R. Tras la caída del imperio soviético, todos pensábamos que viviríamos en un paraíso, pero hoy la situación está peor que nunca. El liberalismo agresivo triunfa y ya no existe un contrapeso político. El hombre pasa a segundo plano mientras la economía ocupa el primero. El "economismo" maltrata al humanismo. Arcadia es un thriller social, una demostración de estos peligros a través del exceso y de la caricatura. El personaje principal, Bruno Davert, interpretado por José García, mata para obtener un puesto de trabajo y salvar a su familia. La vida moderna es una auténtica jungla que despierta nuestros instintos más primitivos hasta regresar al estado animal. Davert mata para sobrevivir.

P. Cuando una persona centra su vida exclusivamente sobre el amor, la familia, el trabajo, el prestigio social o la religión, ¿puede caer en un fanatismo con consecuencias catastróficas?

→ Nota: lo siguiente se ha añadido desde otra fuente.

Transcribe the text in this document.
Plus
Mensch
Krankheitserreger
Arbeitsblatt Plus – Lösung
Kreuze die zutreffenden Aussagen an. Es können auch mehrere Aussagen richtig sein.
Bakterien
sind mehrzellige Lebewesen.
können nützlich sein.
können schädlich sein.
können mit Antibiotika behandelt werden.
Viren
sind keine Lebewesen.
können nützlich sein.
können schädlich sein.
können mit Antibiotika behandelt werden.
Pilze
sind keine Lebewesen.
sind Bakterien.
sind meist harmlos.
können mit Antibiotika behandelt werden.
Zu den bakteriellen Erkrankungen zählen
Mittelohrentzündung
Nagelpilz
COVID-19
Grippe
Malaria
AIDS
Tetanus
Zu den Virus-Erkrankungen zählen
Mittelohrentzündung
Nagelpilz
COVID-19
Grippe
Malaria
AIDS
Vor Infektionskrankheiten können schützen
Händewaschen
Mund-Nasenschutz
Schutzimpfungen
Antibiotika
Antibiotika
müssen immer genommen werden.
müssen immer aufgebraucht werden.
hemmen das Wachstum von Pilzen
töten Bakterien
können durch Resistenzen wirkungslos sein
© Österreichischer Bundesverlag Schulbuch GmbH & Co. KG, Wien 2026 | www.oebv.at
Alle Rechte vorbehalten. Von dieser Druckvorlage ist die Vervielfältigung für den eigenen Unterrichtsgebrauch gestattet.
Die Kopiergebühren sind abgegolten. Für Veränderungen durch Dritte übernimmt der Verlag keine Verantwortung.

R. Completamente cierto. Vivimos en una sociedad donde reina la soledad, el consumismo y el individualismo. El hombre corre peligro porque no está hecho para vivir solo, sino en grupo. Nuestro enemigo no es nuestro semejante, sino el sistema en el cual vivimos. Nos hemos vuelto unos consumidores empedernidos y sólo nos limitamos a trabajar, comprar, comer y dormir. No sé cuánto tiempo podrá durar así esta sociedad, pero el hombre corre peligro. Hay altos y bajos pero, como soy optimista, aún confío en las nuevas generaciones.

P. Donald Westlake, el autor de la novela en la que se basa el filme, llamó Arcadia a la empresa a la que postula el personaje de José García, y usted lo conservó. ¿Es también un homenaje a su región natal?

R. [Risas] Lo guardé para la película porque Arcadia es una zona mítica de la Grecia Antigua. Es la región de Olimpia, un centro religioso donde se celebraban los Juegos Olímpicos. Arcadia es un sueño y una meta en la vida para el personaje de José García. Es su Olimpo.

P. ¿Escogió a este actor para que su personaje fuera menos antipático?

R. José tiene una gran fuerza interior y lo percibí desde el principio. Me sorprendió por su generosidad, su amabilidad y su constante buen humor.

P. ¿Tan bueno es que lo compara con Jack Lemmon?

R. Ambos tienen ciertos paralelismos tales como que empezaron por la comedia y luego se orientaron hacia el drama. José es perfecto, tiene todas las virtudes de un gran actor. En el plató, le bastan unos segundos para entrar en el personaje.

P. Contrariamente a lo que muchos pueden creer, el humor brota en todas sus películas y más en esta tragicomedia llena de humor negro...

R. [Risas] Soy un tipo serio con mucho humor. En las tragedias siempre hay una parte de comedia y, donde hay comedia, hay esperanza. Algo que nos sirve de chaleco salvavidas tanto en las películas como en la realidad diaria.

P. ¿Qué cualidades aprecia más en el ser humano?

R. La franqueza y el respeto por la dignidad del otro. La humildad y también la ambición, siempre y cuando no dañe al prójimo, son dignas de elogio. Cuando uno ataca la integridad de otra persona, la puede convertir en un animal o un monstruo.